Did Priya Pathak Ever Get Her Wallet Back?


'We've had a few technical problems.'
Richard Dedomenici's lecture begins with this declaration. It's not part of the lecture, he's telling the truth. The projector they have set up for the night has a slight focus problem and is distorting the images a little and cutting off the bottom 10% of the projection. It's not a big problem. Probably more disturbing and offputting for him than for the 30 or so of us in the audience.
It's a warm night and we are sitting in Studio 1 of Battersea Arts Centre. I've been trying to catch up with one of Richard's talks for ages and I've finally leveraged some time and am here.
So, technical difficultes aside, he kicks off.

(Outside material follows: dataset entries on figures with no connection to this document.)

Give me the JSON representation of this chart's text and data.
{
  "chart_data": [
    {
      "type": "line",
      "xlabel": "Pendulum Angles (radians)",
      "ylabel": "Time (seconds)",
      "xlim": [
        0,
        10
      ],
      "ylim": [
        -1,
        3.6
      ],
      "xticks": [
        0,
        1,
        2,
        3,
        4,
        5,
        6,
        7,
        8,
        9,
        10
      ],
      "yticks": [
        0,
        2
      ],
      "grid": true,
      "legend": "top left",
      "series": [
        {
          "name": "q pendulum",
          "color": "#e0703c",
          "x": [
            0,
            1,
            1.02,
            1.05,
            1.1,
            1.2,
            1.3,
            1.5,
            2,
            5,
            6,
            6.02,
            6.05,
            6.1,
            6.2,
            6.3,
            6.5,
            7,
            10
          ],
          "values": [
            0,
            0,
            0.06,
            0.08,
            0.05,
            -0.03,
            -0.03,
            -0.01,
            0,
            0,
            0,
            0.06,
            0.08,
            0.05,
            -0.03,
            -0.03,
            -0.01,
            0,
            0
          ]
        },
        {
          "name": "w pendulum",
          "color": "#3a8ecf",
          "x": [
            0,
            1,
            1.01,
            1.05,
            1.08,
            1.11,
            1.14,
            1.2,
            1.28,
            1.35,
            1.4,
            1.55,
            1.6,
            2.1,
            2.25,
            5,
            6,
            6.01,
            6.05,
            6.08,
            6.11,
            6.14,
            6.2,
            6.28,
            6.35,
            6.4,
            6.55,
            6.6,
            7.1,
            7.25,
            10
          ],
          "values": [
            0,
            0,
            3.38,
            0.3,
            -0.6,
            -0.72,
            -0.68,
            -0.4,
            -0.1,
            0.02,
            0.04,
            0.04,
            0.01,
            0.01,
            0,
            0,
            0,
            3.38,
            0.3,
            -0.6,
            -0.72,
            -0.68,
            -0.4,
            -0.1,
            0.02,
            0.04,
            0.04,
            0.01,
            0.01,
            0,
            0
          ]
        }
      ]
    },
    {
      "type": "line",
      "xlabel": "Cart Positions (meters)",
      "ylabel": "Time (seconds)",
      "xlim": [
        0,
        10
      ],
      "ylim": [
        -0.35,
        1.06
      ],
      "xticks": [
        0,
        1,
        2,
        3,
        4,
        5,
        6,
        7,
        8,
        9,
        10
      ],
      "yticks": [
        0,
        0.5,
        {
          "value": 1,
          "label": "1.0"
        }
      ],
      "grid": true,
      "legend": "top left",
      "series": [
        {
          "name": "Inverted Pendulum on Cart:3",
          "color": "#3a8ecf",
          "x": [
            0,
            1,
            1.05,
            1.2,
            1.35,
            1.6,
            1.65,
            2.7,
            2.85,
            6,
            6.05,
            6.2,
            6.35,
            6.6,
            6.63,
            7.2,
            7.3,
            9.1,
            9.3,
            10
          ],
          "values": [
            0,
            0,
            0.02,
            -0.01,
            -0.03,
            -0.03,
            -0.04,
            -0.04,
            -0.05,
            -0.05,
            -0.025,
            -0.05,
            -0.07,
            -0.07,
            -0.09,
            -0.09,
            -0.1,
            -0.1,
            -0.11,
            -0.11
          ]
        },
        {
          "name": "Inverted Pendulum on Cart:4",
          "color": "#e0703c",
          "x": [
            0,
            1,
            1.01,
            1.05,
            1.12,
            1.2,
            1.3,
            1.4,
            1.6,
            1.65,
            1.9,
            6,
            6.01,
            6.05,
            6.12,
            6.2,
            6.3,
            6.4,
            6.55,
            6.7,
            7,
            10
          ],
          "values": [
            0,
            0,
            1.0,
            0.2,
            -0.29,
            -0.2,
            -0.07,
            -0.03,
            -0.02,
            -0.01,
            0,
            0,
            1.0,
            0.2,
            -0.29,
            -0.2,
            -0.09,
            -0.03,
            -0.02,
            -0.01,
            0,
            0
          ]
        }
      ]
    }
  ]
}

He starts with a funny story about Franko B and giving blood, showing a slide of Franko, and we are all laughing and thinking we know where we are going and then he moves abruptly to that picture of Jean Charles de Menezes lying dead on the floor of the tube train in which he was mistakenly shot. It is extremely shocking. Like being the peach and getting hit with the hammer. I'm not sure he even realised himself quite the effect that was going to have.

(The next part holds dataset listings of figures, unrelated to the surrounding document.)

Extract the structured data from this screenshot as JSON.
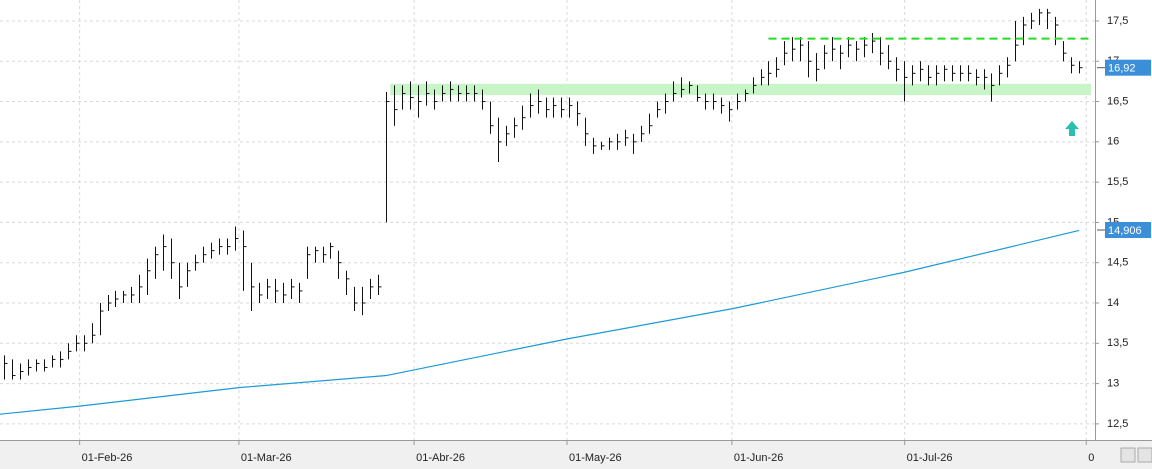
{
  "chart_data": {
    "type": "hlc",
    "xlim": [
      -0.5,
      137
    ],
    "ylim": [
      12.3,
      17.76
    ],
    "xticks": [
      {
        "value": 9.5,
        "label": "01-Feb-26"
      },
      {
        "value": 29.5,
        "label": "01-Mar-26"
      },
      {
        "value": 51.5,
        "label": "01-Abr-26"
      },
      {
        "value": 70.7,
        "label": "01-May-26"
      },
      {
        "value": 91.4,
        "label": "01-Jun-26"
      },
      {
        "value": 113.1,
        "label": "01-Jul-26"
      },
      {
        "value": 135.9,
        "label": "0"
      }
    ],
    "yticks": [
      {
        "value": 12.5,
        "label": "12,5"
      },
      13,
      {
        "value": 13.5,
        "label": "13,5"
      },
      14,
      {
        "value": 14.5,
        "label": "14,5"
      },
      15,
      {
        "value": 15.5,
        "label": "15,5"
      },
      16,
      {
        "value": 16.5,
        "label": "16,5"
      },
      17,
      {
        "value": 17.5,
        "label": "17,5"
      }
    ],
    "grid": true,
    "color": "#111111",
    "high": [
      13.35,
      13.3,
      13.25,
      13.3,
      13.3,
      13.3,
      13.35,
      13.4,
      13.5,
      13.6,
      13.6,
      13.75,
      14.0,
      14.1,
      14.15,
      14.15,
      14.2,
      14.35,
      14.55,
      14.7,
      14.85,
      14.8,
      14.5,
      14.5,
      14.6,
      14.7,
      14.75,
      14.8,
      14.8,
      14.95,
      14.9,
      14.5,
      14.25,
      14.3,
      14.3,
      14.25,
      14.3,
      14.25,
      14.7,
      14.7,
      14.7,
      14.75,
      14.65,
      14.4,
      14.2,
      14.2,
      14.3,
      14.35,
      16.62,
      16.7,
      16.7,
      16.75,
      16.7,
      16.75,
      16.65,
      16.7,
      16.75,
      16.7,
      16.7,
      16.7,
      16.65,
      16.5,
      16.3,
      16.2,
      16.3,
      16.45,
      16.6,
      16.65,
      16.55,
      16.55,
      16.55,
      16.55,
      16.5,
      16.3,
      16.05,
      16.0,
      16.05,
      16.1,
      16.15,
      16.1,
      16.2,
      16.35,
      16.5,
      16.6,
      16.75,
      16.8,
      16.75,
      16.7,
      16.6,
      16.6,
      16.55,
      16.5,
      16.6,
      16.65,
      16.8,
      16.9,
      17.0,
      17.05,
      17.25,
      17.3,
      17.3,
      17.25,
      17.1,
      17.2,
      17.3,
      17.2,
      17.3,
      17.25,
      17.3,
      17.35,
      17.3,
      17.2,
      17.05,
      17.0,
      16.95,
      17.0,
      16.95,
      16.95,
      16.95,
      16.95,
      16.95,
      16.95,
      16.9,
      16.9,
      16.85,
      16.95,
      17.05,
      17.5,
      17.55,
      17.6,
      17.65,
      17.65,
      17.55,
      17.25,
      17.05,
      17.0
    ],
    "low": [
      13.05,
      13.05,
      13.05,
      13.1,
      13.15,
      13.15,
      13.2,
      13.2,
      13.3,
      13.4,
      13.4,
      13.5,
      13.6,
      13.9,
      13.95,
      14.0,
      14.0,
      14.0,
      14.1,
      14.3,
      14.4,
      14.3,
      14.05,
      14.2,
      14.4,
      14.5,
      14.55,
      14.6,
      14.6,
      14.65,
      14.15,
      13.9,
      14.0,
      14.05,
      14.0,
      14.0,
      14.05,
      14.0,
      14.3,
      14.5,
      14.5,
      14.55,
      14.3,
      14.1,
      13.9,
      13.85,
      14.05,
      14.1,
      15.0,
      16.2,
      16.4,
      16.4,
      16.3,
      16.45,
      16.4,
      16.5,
      16.5,
      16.5,
      16.5,
      16.5,
      16.4,
      16.1,
      15.75,
      15.95,
      16.05,
      16.15,
      16.3,
      16.35,
      16.3,
      16.3,
      16.3,
      16.3,
      16.2,
      15.95,
      15.85,
      15.9,
      15.9,
      15.9,
      15.95,
      15.85,
      16.0,
      16.1,
      16.3,
      16.35,
      16.5,
      16.55,
      16.6,
      16.5,
      16.4,
      16.4,
      16.35,
      16.25,
      16.4,
      16.5,
      16.6,
      16.7,
      16.7,
      16.8,
      16.95,
      17.0,
      17.0,
      16.8,
      16.75,
      16.9,
      17.0,
      16.9,
      17.05,
      17.0,
      17.05,
      17.1,
      16.95,
      16.9,
      16.75,
      16.5,
      16.7,
      16.75,
      16.7,
      16.7,
      16.75,
      16.75,
      16.75,
      16.75,
      16.7,
      16.65,
      16.5,
      16.7,
      16.8,
      17.0,
      17.2,
      17.4,
      17.45,
      17.4,
      17.2,
      17.0,
      16.85,
      16.85
    ],
    "close": [
      13.25,
      13.1,
      13.15,
      13.2,
      13.25,
      13.2,
      13.3,
      13.3,
      13.4,
      13.5,
      13.5,
      13.6,
      13.9,
      14.0,
      14.05,
      14.1,
      14.1,
      14.2,
      14.4,
      14.6,
      14.7,
      14.5,
      14.2,
      14.4,
      14.5,
      14.6,
      14.65,
      14.7,
      14.7,
      14.8,
      14.7,
      14.2,
      14.1,
      14.2,
      14.15,
      14.1,
      14.2,
      14.15,
      14.6,
      14.65,
      14.6,
      14.7,
      14.5,
      14.3,
      14.0,
      14.0,
      14.2,
      14.2,
      16.5,
      16.4,
      16.6,
      16.55,
      16.5,
      16.6,
      16.5,
      16.6,
      16.65,
      16.6,
      16.6,
      16.6,
      16.5,
      16.2,
      16.0,
      16.1,
      16.2,
      16.3,
      16.45,
      16.5,
      16.4,
      16.45,
      16.4,
      16.45,
      16.35,
      16.1,
      15.95,
      15.95,
      16.0,
      16.0,
      16.05,
      16.0,
      16.1,
      16.2,
      16.4,
      16.5,
      16.6,
      16.65,
      16.7,
      16.55,
      16.5,
      16.5,
      16.45,
      16.4,
      16.5,
      16.6,
      16.7,
      16.8,
      16.85,
      16.9,
      17.1,
      17.15,
      17.2,
      17.0,
      16.9,
      17.1,
      17.15,
      17.1,
      17.2,
      17.15,
      17.2,
      17.25,
      17.1,
      17.0,
      16.9,
      16.8,
      16.85,
      16.9,
      16.8,
      16.85,
      16.9,
      16.85,
      16.85,
      16.85,
      16.8,
      16.8,
      16.7,
      16.85,
      16.95,
      17.2,
      17.45,
      17.5,
      17.6,
      17.6,
      17.45,
      17.1,
      16.95,
      16.92
    ],
    "moving_average": {
      "color": "#1a9ad6",
      "x": [
        -0.5,
        9.5,
        29.5,
        48,
        70.5,
        91.5,
        113,
        135
      ],
      "values": [
        12.62,
        12.72,
        12.95,
        13.1,
        13.55,
        13.93,
        14.38,
        14.9
      ]
    },
    "resistance": {
      "value": 17.28,
      "x": [
        96,
        136.5
      ],
      "color": "#22dd22"
    },
    "support_band": {
      "from": 16.58,
      "to": 16.72,
      "x": [
        48.5,
        136.5
      ],
      "color": "#c8f5c8"
    },
    "price_labels": [
      {
        "value": 16.92,
        "label": "16,92"
      },
      {
        "value": 14.906,
        "label": "14,906"
      }
    ]
  }
}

His work often sneaks down the small, back alleyway between Mr Bad Taste's house and Mr Unacceptable's garden fence. Like a little urchin rattling a stick along the railings, seeing how long he can get away with things before someone tells him to stop. And he usually is told to stop. And it's usually the police that tell him so.
Thus tonight, the lecture is a look back at some of his many earlier works, in various states of disintegrating video and bad filming, using them as a framework to discuss whether the police, who interrupt and intervene on cue in most of these pieces, are a force for good or bad. Each video segment ends with Thank You The Police or No Thank You The Police.

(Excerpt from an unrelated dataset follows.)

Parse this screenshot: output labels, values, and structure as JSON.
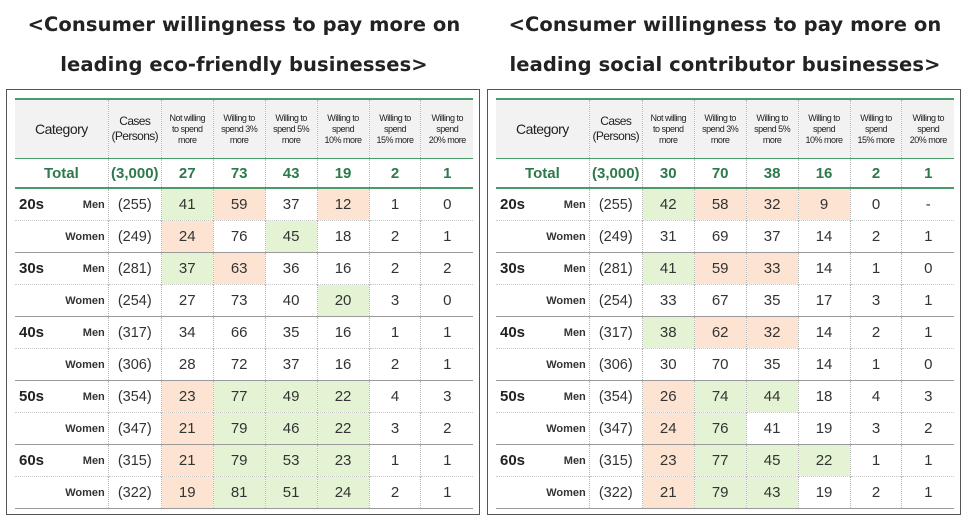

Despite the quality of some of the filming, the dicky projector, Richard's sometimes slapdash approach and his fast forwarding through sequences, there's some great stuff. There's even some footage, purportedly shot at Greenham Common when the Women's Peace Camp was down there and his mother took him along. It's quite unexpectedly moving. There's also a great piece of film of him wandering round Chicago with a plastic bag over his face and his hands secured behind his back. The allusion to torture is shocking again but I can't help but be caught up in the film itself - the sunshine and the noise and the very real sense of being there... the people and the background to all this work....it's a great archive. It's a history of him...
Anyway, in the end, the No Thanks and the Thanks equal out, but for the question over Priya Pathak's wallet. Richard found it and handed it in to the police. Did she get it back? Maybe one day we'll know. This piece is an attempt to reach out and find her. Maybe you know her?
Once the piece is over I go shake the man's hand. He's done a good piece despite the pressures of the technical stuff. He is quite palpably relieved. I have to go, otherwise I would buy him six trays of drinks. He is taking some deep breaths and I get the picture above.
Already his mind is on tomorrow night's performance.
I wonder: Did Richard Dedomenici Ever Get His Projector To Work Properly?